Y llevando al rey junto a una ventana abierta señaló al cielo.
-¿Qué? ¿Has venido para burlarte de mí? -exclamó el rey.
-No,- repuso la pastora -he venido a enseñarte a rezar.
Pero el rey siguió creyendo que la pastora se burlaba de él, y llevado de su enojo, llamó a sus soldados para ordenarles que encerraran a la muchacha en un calabozo oscuro.
Sentado en un escabel, presenció irritadísimo, cómo los guardianes ataban a la pastora. Pero cuando vio que la pura e inocente niña marchaba hacia el calabozo con dulce sonrisa en los labios, su corazón sintió lástima, y siguiendo a la pastora pudo ver cómo ésta se arrodillaba rezando, después de entrar en el calabozo.
-¡Bondadoso y amable Padre! -murmuró la niña -enséñale a rezar. Vuelve su corazón sumiso, para que pida el perdón de sus pecados y pueda ir al lecho en paz, con el alma tranquila.
Y permaneció inmóvil, con la cabeza inclinada, rezando silenciosamente. El rey, de un salto, colocóse en la puerta del calabozo, gritando a los guardianes:
-¡Desatadla! ¡Ponedla en libertad inmediatamente y dejadla salir!
Después el rey, volvióse a sus habitaciones, arrodillóse al lado de su cama y juntó las manos, como había visto hacerlo a la pastora. Sin embargo, de sus labios no brotaban palabras, porque había olvidado los rezos que su madre, cuando niño, le enseñara. Pero, sin
duda, debió rezar desde el fondo de su corazón, porque, cuando se acostó, durmióse al punto para despertar a la mañana siguiente, sintiéndose cambiado.
Ya no pensó en guerras, ni en riquezas, ni en poderío; sino únicamente en hacer la felicidad de su pueblo.
-¡Oh! –exclamó -¡si yo contara con la ayuda de esa pequeña pastora, cuánto bien podría hacer!
A continuación despachó emisarios para que buscaran a la muchacha; pero ninguno logró descubrir su paradero. El rey mostróse muy preocupado por esto, mas habiendo aprendido a rezar, pudo ya dormir y pronto recuperó el vigor y la gallardía de su juventud.

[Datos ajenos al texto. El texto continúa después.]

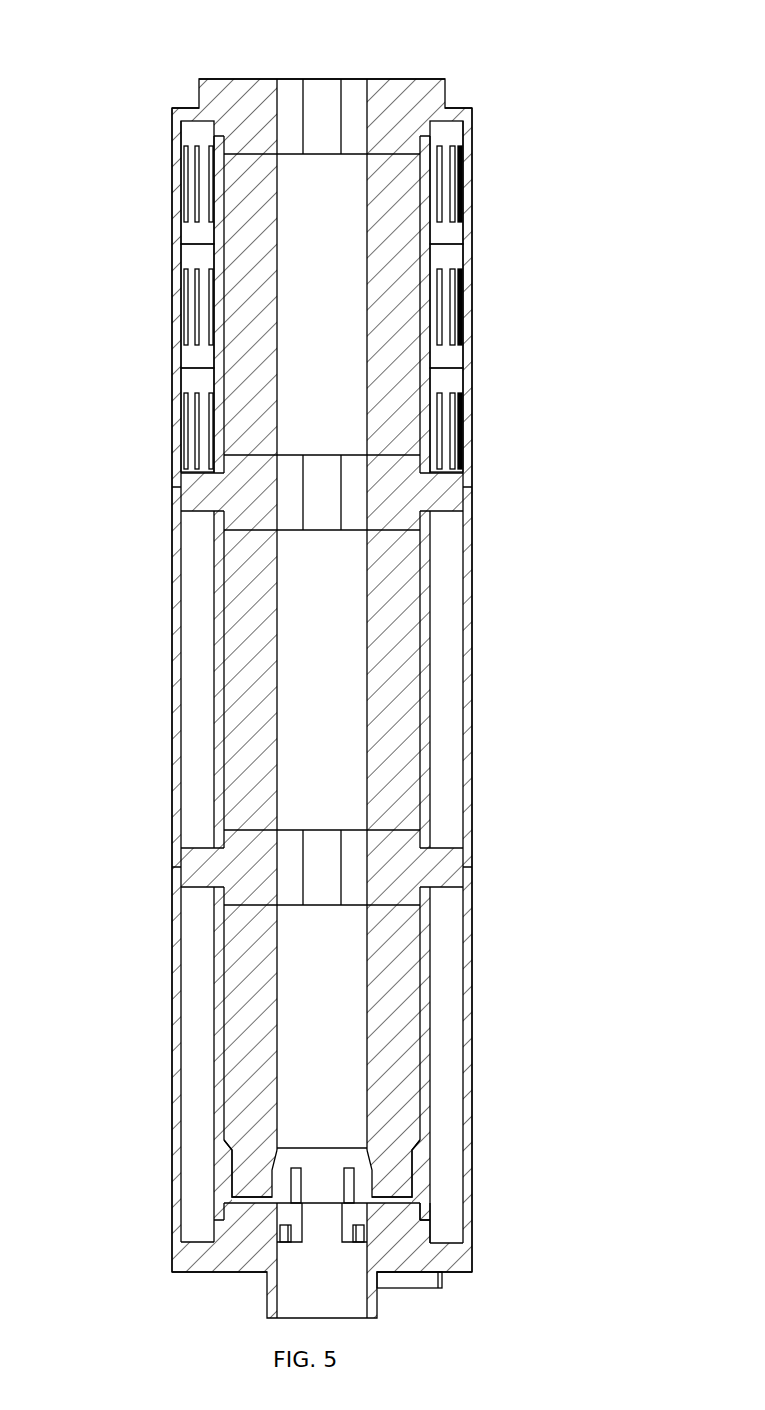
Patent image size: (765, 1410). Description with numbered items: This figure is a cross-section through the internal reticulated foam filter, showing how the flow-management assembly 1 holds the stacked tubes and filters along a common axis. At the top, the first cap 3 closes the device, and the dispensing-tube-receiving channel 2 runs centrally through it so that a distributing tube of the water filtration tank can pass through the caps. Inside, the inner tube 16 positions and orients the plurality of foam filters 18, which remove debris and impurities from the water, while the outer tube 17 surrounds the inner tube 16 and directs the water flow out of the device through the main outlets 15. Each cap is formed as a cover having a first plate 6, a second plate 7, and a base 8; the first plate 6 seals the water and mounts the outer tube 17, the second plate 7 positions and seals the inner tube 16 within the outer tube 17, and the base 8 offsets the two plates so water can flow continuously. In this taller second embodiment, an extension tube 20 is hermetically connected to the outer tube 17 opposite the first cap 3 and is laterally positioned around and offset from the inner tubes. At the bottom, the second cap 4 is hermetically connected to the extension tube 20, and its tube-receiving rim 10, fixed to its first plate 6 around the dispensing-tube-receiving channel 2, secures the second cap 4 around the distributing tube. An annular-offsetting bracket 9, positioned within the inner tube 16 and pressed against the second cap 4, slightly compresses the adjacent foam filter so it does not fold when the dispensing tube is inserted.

The flow-management assembly 1 is at (178, 94).
The dispensing-tube-receiving channel 2 is at (323, 119).
The first cap 3 is at (510, 115).
The second cap 4 is at (477, 1277).
The first plate 6 is at (468, 118).
The second plate 7 is at (410, 1207).
The base 8 is at (425, 1233).
The annular-offsetting bracket 9 is at (228, 1191).
The tube-receiving rim 10 is at (377, 1305).
The main outlets 15 is at (196, 412).
The inner tube 16 is at (217, 725).
The outer tube 17 is at (177, 254).
The foam filters 18 is at (372, 618).
The extension tube 20 is at (175, 603).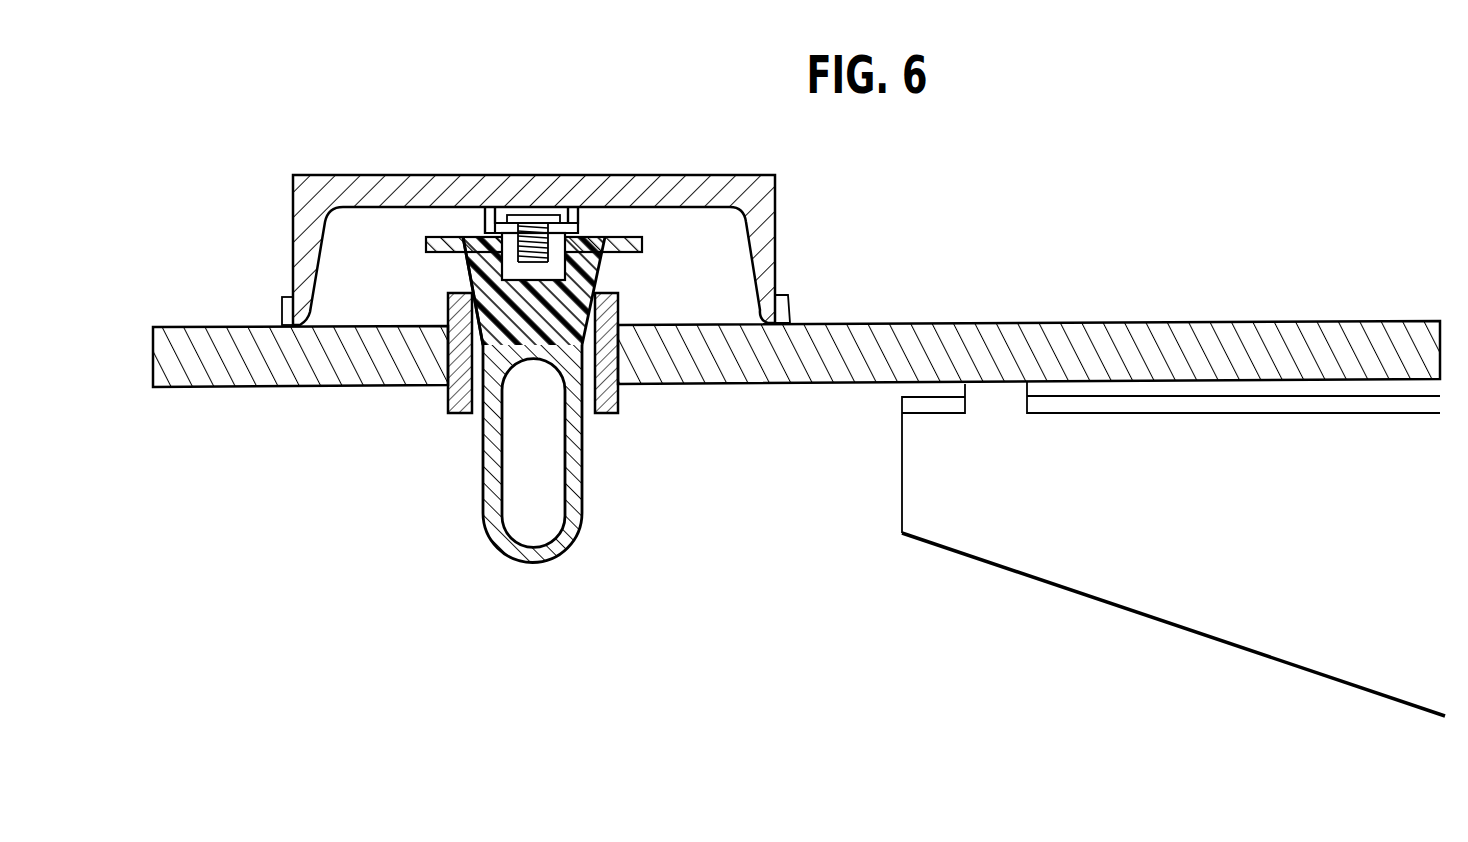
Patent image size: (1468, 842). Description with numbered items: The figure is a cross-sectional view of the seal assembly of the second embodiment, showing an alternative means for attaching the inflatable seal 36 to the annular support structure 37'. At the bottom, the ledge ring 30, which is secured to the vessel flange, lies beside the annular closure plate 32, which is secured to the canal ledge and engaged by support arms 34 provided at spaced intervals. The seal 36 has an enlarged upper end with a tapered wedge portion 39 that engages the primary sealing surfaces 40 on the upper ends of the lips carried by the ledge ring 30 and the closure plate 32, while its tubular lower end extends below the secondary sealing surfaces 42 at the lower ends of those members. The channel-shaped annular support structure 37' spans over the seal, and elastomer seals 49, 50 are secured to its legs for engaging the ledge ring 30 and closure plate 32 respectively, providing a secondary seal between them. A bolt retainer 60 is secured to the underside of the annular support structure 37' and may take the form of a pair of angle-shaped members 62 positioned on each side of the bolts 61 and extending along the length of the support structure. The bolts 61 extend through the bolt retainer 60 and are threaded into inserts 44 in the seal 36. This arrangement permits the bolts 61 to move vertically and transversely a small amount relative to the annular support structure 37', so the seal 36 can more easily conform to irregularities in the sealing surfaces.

The ledge ring 30 is at (190, 393).
The closure plate 32 is at (1185, 318).
The support arms 34 is at (1163, 593).
The inflatable seal 36 is at (479, 508).
The annular support structure 37' is at (534, 216).
The tapered wedge portion 39 is at (466, 275).
The primary sealing surfaces 40 is at (601, 285).
The secondary sealing surfaces 42 is at (604, 415).
The inserts 44 is at (483, 248).
The elastomer seal 49 is at (281, 312).
The elastomer seal 50 is at (786, 296).
The bolt retainer 60 is at (591, 211).
The bolts 61 is at (536, 205).
The angle-shaped members 62 is at (481, 207).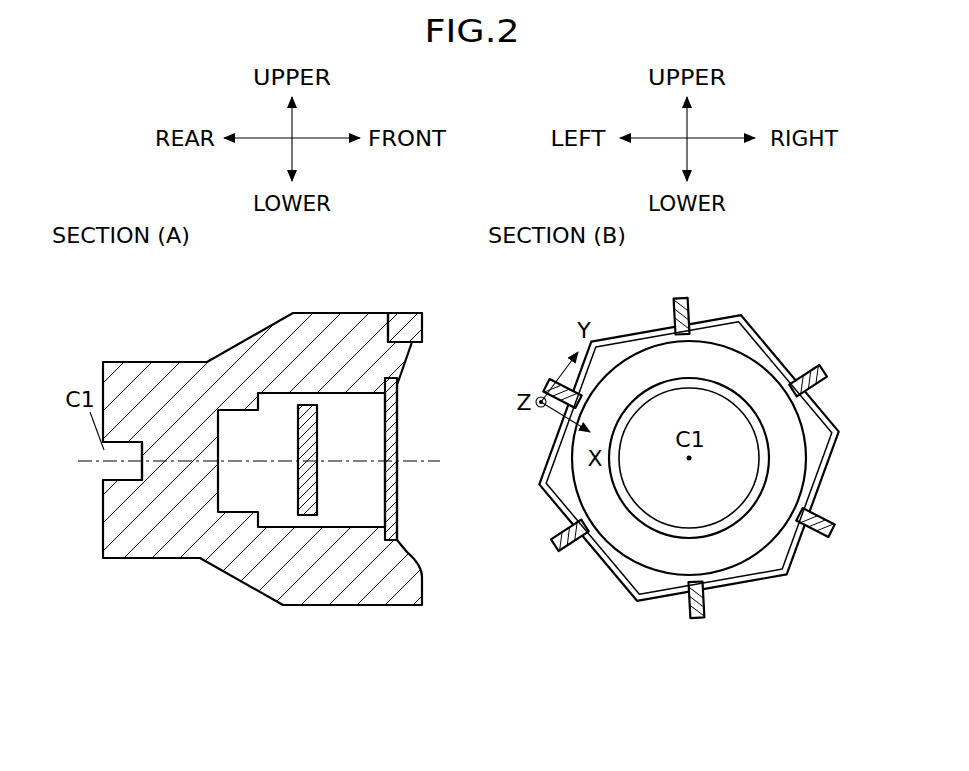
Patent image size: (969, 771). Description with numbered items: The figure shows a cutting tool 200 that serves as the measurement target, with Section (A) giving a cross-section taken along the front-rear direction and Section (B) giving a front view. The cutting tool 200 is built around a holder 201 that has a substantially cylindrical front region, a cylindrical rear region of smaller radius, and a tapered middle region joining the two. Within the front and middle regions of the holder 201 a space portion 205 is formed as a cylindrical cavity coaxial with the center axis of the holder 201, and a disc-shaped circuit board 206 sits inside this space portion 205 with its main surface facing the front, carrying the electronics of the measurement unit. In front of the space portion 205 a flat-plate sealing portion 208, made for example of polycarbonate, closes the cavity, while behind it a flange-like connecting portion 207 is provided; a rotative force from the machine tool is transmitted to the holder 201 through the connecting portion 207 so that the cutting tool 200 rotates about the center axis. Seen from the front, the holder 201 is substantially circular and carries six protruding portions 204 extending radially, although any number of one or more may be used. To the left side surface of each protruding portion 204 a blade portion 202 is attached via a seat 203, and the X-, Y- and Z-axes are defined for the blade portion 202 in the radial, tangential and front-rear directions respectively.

The cutting tool 200 is at (227, 332).
The holder 201 is at (342, 333).
The blade portion 202 is at (404, 323).
The seat 203 is at (698, 318).
The protruding portion 204 is at (738, 333).
The space portion 205 is at (355, 497).
The circuit board 206 is at (308, 510).
The connecting portion 207 is at (173, 468).
The sealing portion 208 is at (395, 455).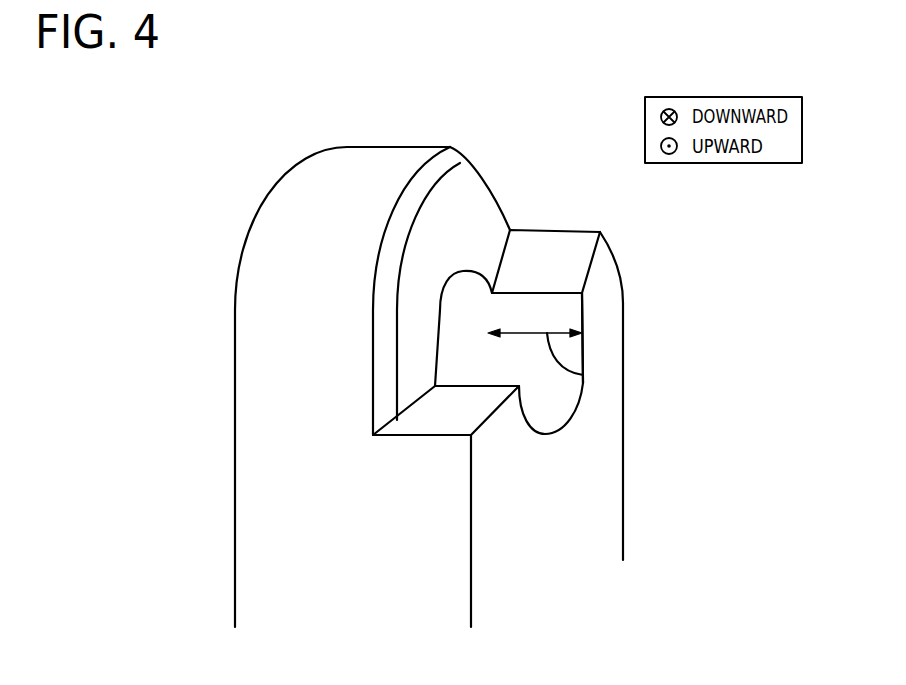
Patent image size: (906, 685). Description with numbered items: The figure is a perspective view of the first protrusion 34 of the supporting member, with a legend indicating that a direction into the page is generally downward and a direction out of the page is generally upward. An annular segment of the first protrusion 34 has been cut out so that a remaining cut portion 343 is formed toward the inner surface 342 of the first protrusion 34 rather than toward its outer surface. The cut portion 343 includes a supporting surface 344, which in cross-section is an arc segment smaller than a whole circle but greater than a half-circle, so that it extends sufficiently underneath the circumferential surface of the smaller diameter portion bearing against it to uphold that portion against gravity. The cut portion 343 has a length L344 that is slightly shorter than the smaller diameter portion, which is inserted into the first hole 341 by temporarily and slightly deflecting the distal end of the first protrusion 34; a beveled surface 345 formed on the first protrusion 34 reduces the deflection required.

The first protrusion 34 is at (272, 505).
The first hole 341 is at (480, 363).
The inner surface 342 is at (605, 328).
The cut portion 343 is at (523, 224).
The supporting surface 344 is at (547, 310).
The beveled surface 345 is at (407, 212).
The length of the cut portion L344 is at (583, 375).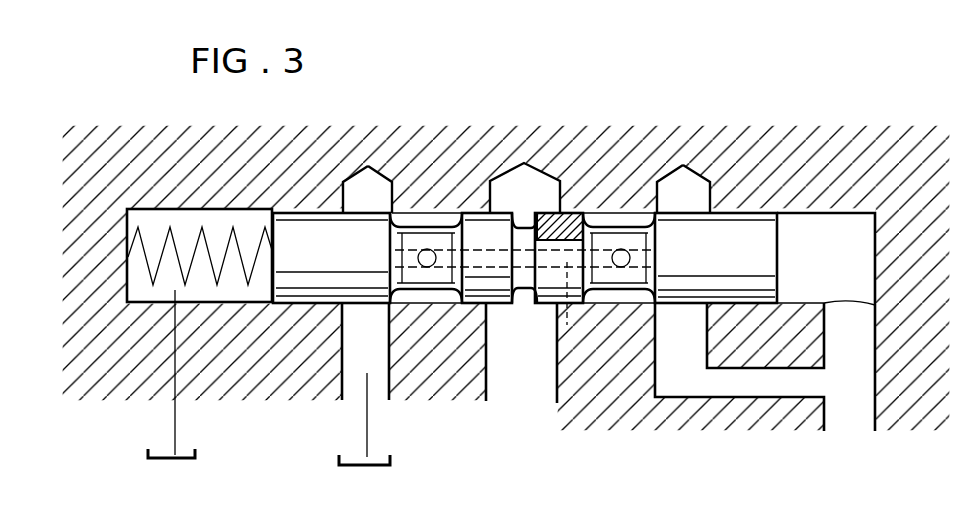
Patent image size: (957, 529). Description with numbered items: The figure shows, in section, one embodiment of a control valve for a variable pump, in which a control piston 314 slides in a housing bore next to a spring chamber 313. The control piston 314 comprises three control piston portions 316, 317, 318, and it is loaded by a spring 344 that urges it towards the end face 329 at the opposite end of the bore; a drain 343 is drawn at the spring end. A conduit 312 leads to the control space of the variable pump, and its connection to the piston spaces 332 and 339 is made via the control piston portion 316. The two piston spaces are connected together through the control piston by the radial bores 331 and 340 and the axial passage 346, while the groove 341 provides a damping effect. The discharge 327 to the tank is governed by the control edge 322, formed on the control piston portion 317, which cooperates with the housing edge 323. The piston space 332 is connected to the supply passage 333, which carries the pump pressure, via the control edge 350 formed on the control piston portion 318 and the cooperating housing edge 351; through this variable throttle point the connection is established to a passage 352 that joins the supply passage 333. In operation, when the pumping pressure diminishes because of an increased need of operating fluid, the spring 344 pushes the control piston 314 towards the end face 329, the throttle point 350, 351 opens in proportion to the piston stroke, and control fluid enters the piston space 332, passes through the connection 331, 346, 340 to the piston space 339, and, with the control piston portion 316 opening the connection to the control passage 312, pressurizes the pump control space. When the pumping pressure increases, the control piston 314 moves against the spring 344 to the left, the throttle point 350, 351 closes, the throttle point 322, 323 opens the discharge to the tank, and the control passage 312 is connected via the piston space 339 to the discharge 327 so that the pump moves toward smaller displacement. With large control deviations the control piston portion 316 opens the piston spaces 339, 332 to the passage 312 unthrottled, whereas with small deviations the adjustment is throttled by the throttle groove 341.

Mientras gobernó con gran benignidad a su pueblo llegó a ser el más feliz del mundo.
Un día penetró en el palacio una joven muy bella, la que dirigiéndose al rey le dijo con amable y encantadora sonrisa:
-¿Me habéis olvidado? Soy la pastora.
-Os conocí al instante, querida mía -respondió el rey dando muestras de gran júbilo. - Ansiaba veros para que vinieseis a reclamar la parte de mi reino que os corresponde. ¡Oh! ¡Si vos fueseis reina y me ayudaseis a hacer feliz a mi pueblo!
-Precisamente eso es lo que quiero -replicó ella; -pero ¿permitiréis que mi madre viva conmigo en el palacio?
Ella me enseñó lo que ha servido para curaros, pues cada noche me decía: -No te olvides de rezar tus oraciones, hija mía, si quieres dormir en paz y tener sueños felices.